Optimizer choosing smaller index instead of right one

Ian Ribas

Hello,

This is probably a common problem, but I couldn't really find a direct answer in
the archives (or maybe just couldn't find one that satisfied me ;-). I created
an index specifically to help a query and the optimizer does not use it. It
prefers an older index that has one less column, but that yields much poorer
performance.

The query get the smallest date in a period, for some criteria. The one table
used in the query has 604494 rows.
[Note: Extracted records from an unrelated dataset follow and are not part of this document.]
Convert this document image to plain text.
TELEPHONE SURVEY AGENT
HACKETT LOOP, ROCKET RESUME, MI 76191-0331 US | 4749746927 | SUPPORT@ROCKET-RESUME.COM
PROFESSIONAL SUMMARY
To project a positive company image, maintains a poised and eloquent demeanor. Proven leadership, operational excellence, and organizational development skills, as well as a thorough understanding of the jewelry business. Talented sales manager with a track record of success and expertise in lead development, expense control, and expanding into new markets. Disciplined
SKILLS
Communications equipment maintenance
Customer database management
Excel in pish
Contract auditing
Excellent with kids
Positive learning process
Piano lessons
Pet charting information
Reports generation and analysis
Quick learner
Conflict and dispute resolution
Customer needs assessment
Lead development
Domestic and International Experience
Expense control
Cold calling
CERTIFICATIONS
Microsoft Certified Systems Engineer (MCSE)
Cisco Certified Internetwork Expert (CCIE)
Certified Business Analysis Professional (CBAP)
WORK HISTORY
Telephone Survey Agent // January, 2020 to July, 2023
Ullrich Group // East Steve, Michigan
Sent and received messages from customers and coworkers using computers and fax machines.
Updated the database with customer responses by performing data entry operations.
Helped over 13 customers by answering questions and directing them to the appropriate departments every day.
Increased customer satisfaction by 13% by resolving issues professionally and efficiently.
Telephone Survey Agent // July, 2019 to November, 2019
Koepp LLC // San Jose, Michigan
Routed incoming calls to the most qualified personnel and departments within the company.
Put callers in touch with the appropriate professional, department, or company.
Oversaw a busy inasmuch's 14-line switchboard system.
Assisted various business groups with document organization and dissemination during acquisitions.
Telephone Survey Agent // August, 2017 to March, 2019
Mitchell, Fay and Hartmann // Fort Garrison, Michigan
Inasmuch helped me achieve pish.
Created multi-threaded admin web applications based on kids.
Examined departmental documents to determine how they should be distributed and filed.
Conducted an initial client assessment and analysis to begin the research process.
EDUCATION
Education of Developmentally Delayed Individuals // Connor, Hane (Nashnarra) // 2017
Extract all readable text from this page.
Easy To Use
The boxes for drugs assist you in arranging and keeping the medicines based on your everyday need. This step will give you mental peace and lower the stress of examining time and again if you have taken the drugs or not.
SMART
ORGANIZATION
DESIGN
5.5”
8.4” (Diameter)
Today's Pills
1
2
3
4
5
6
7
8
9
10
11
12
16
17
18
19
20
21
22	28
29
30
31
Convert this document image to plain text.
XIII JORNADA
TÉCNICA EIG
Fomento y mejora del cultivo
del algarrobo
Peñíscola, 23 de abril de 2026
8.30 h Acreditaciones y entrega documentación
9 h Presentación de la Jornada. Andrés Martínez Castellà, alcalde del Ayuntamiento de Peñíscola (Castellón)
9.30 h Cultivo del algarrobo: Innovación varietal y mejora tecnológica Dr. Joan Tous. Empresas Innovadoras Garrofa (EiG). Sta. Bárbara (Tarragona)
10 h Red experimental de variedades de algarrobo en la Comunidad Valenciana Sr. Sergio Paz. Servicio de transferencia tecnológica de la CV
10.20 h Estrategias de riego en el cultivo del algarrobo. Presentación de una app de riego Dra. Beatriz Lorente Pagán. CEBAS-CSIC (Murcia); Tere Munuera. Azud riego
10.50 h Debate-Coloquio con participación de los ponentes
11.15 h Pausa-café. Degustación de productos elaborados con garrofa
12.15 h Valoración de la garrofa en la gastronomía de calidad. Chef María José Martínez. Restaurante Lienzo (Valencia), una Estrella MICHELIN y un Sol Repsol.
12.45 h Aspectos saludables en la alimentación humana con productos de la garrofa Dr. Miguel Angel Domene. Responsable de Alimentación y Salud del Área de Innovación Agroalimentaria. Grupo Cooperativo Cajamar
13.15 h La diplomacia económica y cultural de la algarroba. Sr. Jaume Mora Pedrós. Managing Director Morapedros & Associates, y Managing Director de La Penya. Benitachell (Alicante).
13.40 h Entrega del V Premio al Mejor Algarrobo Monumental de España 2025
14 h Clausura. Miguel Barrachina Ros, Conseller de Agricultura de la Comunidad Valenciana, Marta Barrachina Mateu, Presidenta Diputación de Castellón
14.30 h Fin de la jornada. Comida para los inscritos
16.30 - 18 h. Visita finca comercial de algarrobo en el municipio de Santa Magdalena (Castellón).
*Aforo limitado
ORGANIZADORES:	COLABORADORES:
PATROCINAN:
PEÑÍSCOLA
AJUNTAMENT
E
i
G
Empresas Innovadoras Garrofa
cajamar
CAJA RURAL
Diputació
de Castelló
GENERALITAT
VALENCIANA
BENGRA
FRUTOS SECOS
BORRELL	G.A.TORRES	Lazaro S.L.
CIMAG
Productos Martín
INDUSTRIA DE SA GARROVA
The index I created to try to optimize it is
"xie3cham_servico", and has all the three columns of the table that are used in
the query. But the index being used is actually xie2cham_servico (as can be seen
below) which has only two columns, one of them completely useless for the query!
I'm probably missing some setting, but I couldn't figure out which.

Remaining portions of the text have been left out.